While listing my ‘finds’ would take volumes, included in them were: 

  • endless varieties of seaweed… kelp, grape weed, sea poppers, and delicate tufts of soft-weed in the palest pink 
  • a carnage of cuttles, their size ranging from one or two inches in length up to giant cuttlefish husks close in size to a cricket bat
  • huge drifts of ‘Father Christmas’s Whiskers’ – my dad’s name for the natural stearate foam (or spume) that is generated by wild seas
  • a myriad salps glistening in diamond-like chains at the high-tide mark 
  • a puffer fish, its skin distended and drum-stretched, its spines pointing upwards in death
  • shells, shattered and whole 
  • multiple varieties of sponge 
  • a profusion of shore-strewn barnacles, bending and twitching to the touch, contracting and weaving in desperation for a tide high enough to  return them to the sea before death can claim them 
  • a sadly injured gannet – left to its devices in the knowledge that, in the Covid-19 lockdown, the wildlife rescue team would be unable to attend 
  • a tiny, pink, complete, and still living cuttlefish but five centimetres long that squirted black ink at me as I returned it to the sea 
  • one escapee mask 
  • a multitude of dog-treasured, sea-tossed, lost tennis balls… or does Poseidon play? 
  • tree trunks moved

… all discovered, marvelled at, and enjoyed within a 40-minute stroll. All despite a constant battle with an errant earlobe that thwarted all my efforts to sustain my mask in place. As the mask-struggle waxed and waned, I couldn’t help musing the incongruity of a regulation that requires ‘the wearing of a mask’ on a deserted beach in the teeth of this, the strongest of easterlies… a regulation that seems oddly counterproductive when a lung full of saline-misted, Covid-19-free, sea-air would seem a very cogent remedy for both health and soul. 

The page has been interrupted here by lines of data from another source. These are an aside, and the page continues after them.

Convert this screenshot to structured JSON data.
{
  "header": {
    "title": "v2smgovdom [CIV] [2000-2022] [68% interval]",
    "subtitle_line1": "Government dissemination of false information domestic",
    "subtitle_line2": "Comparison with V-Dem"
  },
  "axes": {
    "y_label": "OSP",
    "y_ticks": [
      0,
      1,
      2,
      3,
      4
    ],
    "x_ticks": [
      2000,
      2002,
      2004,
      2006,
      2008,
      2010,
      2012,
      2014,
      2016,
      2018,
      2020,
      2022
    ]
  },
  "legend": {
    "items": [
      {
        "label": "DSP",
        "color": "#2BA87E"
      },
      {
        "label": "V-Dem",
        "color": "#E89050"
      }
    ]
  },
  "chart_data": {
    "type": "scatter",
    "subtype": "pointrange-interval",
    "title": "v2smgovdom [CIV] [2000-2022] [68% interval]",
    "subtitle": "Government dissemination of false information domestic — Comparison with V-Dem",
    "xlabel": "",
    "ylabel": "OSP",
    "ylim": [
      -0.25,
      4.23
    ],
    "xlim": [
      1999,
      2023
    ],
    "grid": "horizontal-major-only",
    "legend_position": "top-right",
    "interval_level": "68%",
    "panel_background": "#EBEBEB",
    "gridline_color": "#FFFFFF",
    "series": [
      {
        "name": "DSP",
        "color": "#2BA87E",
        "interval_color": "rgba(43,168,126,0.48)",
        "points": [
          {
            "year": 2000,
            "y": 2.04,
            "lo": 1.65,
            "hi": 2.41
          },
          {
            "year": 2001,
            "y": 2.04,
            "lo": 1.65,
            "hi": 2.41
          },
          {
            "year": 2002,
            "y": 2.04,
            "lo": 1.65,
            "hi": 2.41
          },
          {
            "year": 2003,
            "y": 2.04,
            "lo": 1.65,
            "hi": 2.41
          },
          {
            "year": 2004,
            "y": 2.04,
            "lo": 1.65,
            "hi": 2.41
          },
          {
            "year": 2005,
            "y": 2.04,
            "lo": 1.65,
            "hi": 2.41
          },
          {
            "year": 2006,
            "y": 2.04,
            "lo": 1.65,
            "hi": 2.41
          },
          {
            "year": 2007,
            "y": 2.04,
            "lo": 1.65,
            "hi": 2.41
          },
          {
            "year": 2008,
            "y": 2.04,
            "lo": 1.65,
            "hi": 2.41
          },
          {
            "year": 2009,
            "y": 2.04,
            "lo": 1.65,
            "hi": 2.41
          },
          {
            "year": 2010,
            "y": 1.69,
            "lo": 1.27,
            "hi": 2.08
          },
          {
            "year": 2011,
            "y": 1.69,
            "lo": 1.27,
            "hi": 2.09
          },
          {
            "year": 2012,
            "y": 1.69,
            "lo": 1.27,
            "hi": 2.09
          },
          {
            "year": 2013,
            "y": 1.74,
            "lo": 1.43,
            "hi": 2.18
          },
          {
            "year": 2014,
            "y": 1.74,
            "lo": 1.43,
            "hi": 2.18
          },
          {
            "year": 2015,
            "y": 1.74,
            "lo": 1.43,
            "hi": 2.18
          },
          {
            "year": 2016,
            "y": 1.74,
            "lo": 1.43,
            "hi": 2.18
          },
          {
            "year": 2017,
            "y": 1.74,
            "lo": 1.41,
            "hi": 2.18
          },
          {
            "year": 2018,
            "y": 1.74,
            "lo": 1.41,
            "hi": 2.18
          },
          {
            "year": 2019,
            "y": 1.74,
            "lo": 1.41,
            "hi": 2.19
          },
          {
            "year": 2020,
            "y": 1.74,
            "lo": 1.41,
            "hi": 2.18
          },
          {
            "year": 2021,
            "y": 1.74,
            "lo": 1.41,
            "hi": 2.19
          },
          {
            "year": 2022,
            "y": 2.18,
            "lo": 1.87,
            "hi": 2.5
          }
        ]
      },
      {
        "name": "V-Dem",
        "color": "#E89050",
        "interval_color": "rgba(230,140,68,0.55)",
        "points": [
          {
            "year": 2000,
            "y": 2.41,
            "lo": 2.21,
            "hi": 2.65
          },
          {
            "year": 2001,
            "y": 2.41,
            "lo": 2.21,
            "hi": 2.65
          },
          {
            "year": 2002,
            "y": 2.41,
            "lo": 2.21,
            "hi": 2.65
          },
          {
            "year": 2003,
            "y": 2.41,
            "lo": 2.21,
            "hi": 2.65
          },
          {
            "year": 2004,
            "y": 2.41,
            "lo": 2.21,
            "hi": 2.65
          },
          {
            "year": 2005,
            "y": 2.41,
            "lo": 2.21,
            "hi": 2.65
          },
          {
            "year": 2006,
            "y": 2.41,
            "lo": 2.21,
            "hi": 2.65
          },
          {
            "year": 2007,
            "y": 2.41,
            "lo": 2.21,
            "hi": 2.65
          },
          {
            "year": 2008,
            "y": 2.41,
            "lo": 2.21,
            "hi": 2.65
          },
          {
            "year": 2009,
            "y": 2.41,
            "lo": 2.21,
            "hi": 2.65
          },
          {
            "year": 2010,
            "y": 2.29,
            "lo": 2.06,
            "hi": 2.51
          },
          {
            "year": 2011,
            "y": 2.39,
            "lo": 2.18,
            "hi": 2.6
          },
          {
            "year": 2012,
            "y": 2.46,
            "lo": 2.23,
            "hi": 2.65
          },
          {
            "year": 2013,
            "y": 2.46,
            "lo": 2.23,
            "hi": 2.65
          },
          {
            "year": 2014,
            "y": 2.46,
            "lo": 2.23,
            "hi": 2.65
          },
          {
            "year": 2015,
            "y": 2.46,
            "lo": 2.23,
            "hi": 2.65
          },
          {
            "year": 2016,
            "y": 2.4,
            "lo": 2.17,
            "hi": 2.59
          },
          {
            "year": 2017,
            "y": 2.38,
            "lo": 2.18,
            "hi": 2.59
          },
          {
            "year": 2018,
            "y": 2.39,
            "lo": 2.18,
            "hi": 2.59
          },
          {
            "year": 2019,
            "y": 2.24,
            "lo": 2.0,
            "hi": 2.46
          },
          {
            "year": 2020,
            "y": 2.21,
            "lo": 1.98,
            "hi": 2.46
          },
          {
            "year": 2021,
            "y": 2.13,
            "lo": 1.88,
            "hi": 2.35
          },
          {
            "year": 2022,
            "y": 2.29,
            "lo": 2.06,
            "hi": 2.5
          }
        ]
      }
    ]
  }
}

Still, ‘them’s the rules’, and ‘them’s the breaks’, as C J Dennis’s ‘Bill’ might have said to ‘his Doreen’ in Songs of a Sentimental Bloke. 

Suffice to say my observations are that the good citizens of Lorne have been conscientious to a man, woman, and child in dealing with this Covid-19 ‘poor hand’ and have fully complied with the mask and stay-at-home regulations. Well done, Lorne. 

As I packed the dogs back into ‘Subie’ and headed home to light the fire, pour a glass of red, and settle in front of the footy, my mind cast back to that digital chess board… and my slowly-forming, dastardly plot to conjure victory from jaws of disaster. 

Despite the lock-down, the chance to remain in contact with my Aged Care-protected beloved, my too-distant-to-see-them children, and my four precious grandchildren through the modern marvels of Zoom, Whats App, the Chess App and email/SMS makes my isolation bearable. Along with beach walks-of-discovery, the chess battles with my smarter-than-his-grandad grandchild both will be key planks in maintaining my mental acuity through these long weeks of state lockdown and national vigilance.

So… I whisper a silent aha! … for little does he know I have determined my path to rescue! A ‘sacrifice’ feint with a pawn to lure out his Rook, an out-flanking lateral swoop with my Knight to trap his King! My dream: to exclaim a loud, triumphant ‘Aha!‘ on the chess-chat facility … ‘see, James, there is life in the old Codger yet’

All he has to do is play his part and fall into my trap! 

John Agar

Late News: Since writing this piece, the challenge has taken place, the strategy worked and I was able to exclaim, “CHECKMATE!